Taking Out The Trash

Yesterday was trash day in my friend’s neighborhood.  Outside each townhouse big, green garbage cans were lined up in rows like a company of dumpy, plastic soldiers waiting for inspection.  As the collection truck lumbered down the street, the routine was the same:

Lift the can.  Dump the can.  Return the can. Leave no trash behind.  

Paper CrossNormally this procedure is of no interest to anyone outside of the sanitation workers.  But yesterday, my friend was out walking her dog and happened to notice two little slips of paper that were left behind after her neighbor’s garbage can was moved. Under the spot where the trash once sat lay this perfectly formed cross. (see left)

You may think it’s silly to take notice of a few bits of discarded packing paper, but I couldn’t help but see a beautiful metaphor in what was captured by my friend’s camera.  Most of the time, we let a lot of trash accumulate in our lives.  Instead of getting rid of the junk quickly, we stuff it away, hoping that if we keep it out of sight, it won’t really matter if it stays around.  But here’s the thing about trash… the longer it sits, the bigger the pile becomes and the messier it is to get rid of.  As more and more accumulates, the waste and neglect threaten to smother good intentions and hope for change. The stench of self-centeredness permeates our relationships, the putridness of arrogance and pride seeps into our activities, piles of addictions and malformed attitudes clog up our souls, and stuffed into the crevices of our hearts is the decay of materialism.

They took Jesus, therefore, and He went out, bearing His own cross, to the place called the Place of a Skull,which is called in Hebrew, Golgotha. ~John 19:17

Depending on the original language, the Scripture identifies the place where Jesus was crucified as either Golgotha or Calvary.  In Christian art, this place is often depicted as a grassy hillside, a craggy mountain, or along a well-traveled road, but many scholars insist that the place of Christ’s crucifixion was really overlooking the trash dump for Jerusalem.  It was far from picturesque or pleasant.  Instead, it was a dirty, smelly and nasty place where Jews piled their refuse, and Romans discarded the bodies of executed criminals.  That doesn’t make for a nice greeting card scene, but it does contain a powerful message for believers.

In a way, God is the great recycler!  He sent Jesus to die in a trash heap to remind us that He can fashion our greatest failures and weaknesses into valuable assets if we will yield and let Him do His transforming work.  Hebrews 11 gives a long list of people, including Noah, Moses, Abraham, David and Samuel, who brought their brokenness to God and allowed Him to change it into deep abiding faith that altered nations and still impacts generations today.  What He did for them, He desires to do for you.  He wants to convert your regrets, refurbish your pain, and renovate your disappointments to make them a useful source of healing, wholeness and redemption for you and those around you.

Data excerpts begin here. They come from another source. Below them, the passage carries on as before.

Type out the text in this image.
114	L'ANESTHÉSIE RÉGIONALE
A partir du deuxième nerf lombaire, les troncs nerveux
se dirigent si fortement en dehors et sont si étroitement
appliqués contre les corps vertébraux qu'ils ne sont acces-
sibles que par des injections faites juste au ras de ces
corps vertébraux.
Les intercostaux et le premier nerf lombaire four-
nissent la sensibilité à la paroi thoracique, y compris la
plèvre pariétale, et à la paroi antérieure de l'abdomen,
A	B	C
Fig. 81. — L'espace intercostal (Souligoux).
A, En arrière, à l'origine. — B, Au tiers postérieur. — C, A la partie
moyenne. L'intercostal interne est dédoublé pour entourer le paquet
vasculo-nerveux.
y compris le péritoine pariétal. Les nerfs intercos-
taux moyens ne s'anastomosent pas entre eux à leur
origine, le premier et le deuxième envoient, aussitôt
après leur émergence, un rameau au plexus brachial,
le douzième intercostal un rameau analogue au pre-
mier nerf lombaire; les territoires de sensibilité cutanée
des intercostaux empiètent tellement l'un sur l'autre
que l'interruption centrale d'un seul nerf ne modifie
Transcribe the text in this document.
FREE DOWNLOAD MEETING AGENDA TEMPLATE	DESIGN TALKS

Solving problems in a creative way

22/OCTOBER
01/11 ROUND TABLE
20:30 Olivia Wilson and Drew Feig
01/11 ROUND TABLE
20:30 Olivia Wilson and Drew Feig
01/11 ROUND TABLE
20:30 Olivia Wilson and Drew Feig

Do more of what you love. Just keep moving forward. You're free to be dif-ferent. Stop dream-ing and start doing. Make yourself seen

Our Heavenly Father is an expert in restoration, and turning trash into treasure…   and as my friend discovered yesterday, at the bottom of His renovating work, you’ll always find the cross of Christ!

8 thoughts on “Taking Out The Trash

  1. Good article. When I see something like the little paper cross, I feel like it is a little kiss from God. I feel like He is telling me that He is still here with me, still watching, still helping etc… It is a reminder to me to look around and not get too busy. Otherwise, I would miss these little blessings.

    1. Thanks Joy! I love bumping into God in everyday activities! I believe He shows Himself every day, in 1000’s of ways, if only we will stop to notice His presence. I often wonder how may ‘kisses’ I miss by being too busy!

  2. I’ve heard, “God is the great trash collector,” but the “great recycler” is much more accurate! “Turning trash into treasure,” is a beautiful way to say it. Humbled again. Thank you.

    1. I’ve just been reading a favorite passage from Isaiah 41:18-20. It’s a beautiful picture of His desire to take our destitution and turn it in to bounty! God says, “I will make rivers flow on barren heights, and springs within the valleys. I will turn the desert into pools of water, and the parched ground into springs. I will put in the desert the cedar and the acacia, the myrtle and the olive. I will set junipers in the wasteland, the fir and the cypress together, so that people may see and know, may consider and understand, that the hand of the Lord has done this, that the Holy One of Israel has created it.

  3. Thank you Karen for once again taking something we see happening daily (trash removal) and taking us closer in to see that God is in that too. Leaving a tiny cross as a reminder that He paid the price for our salvation and for your honest look that not only did He pay our way with His shed blood but He did it in the most horrible conditions.

    1. I love that God tells us that He is “over all and through all and in all.” Ephesians 4:6. It’s up to us to pay attention enough to see Him!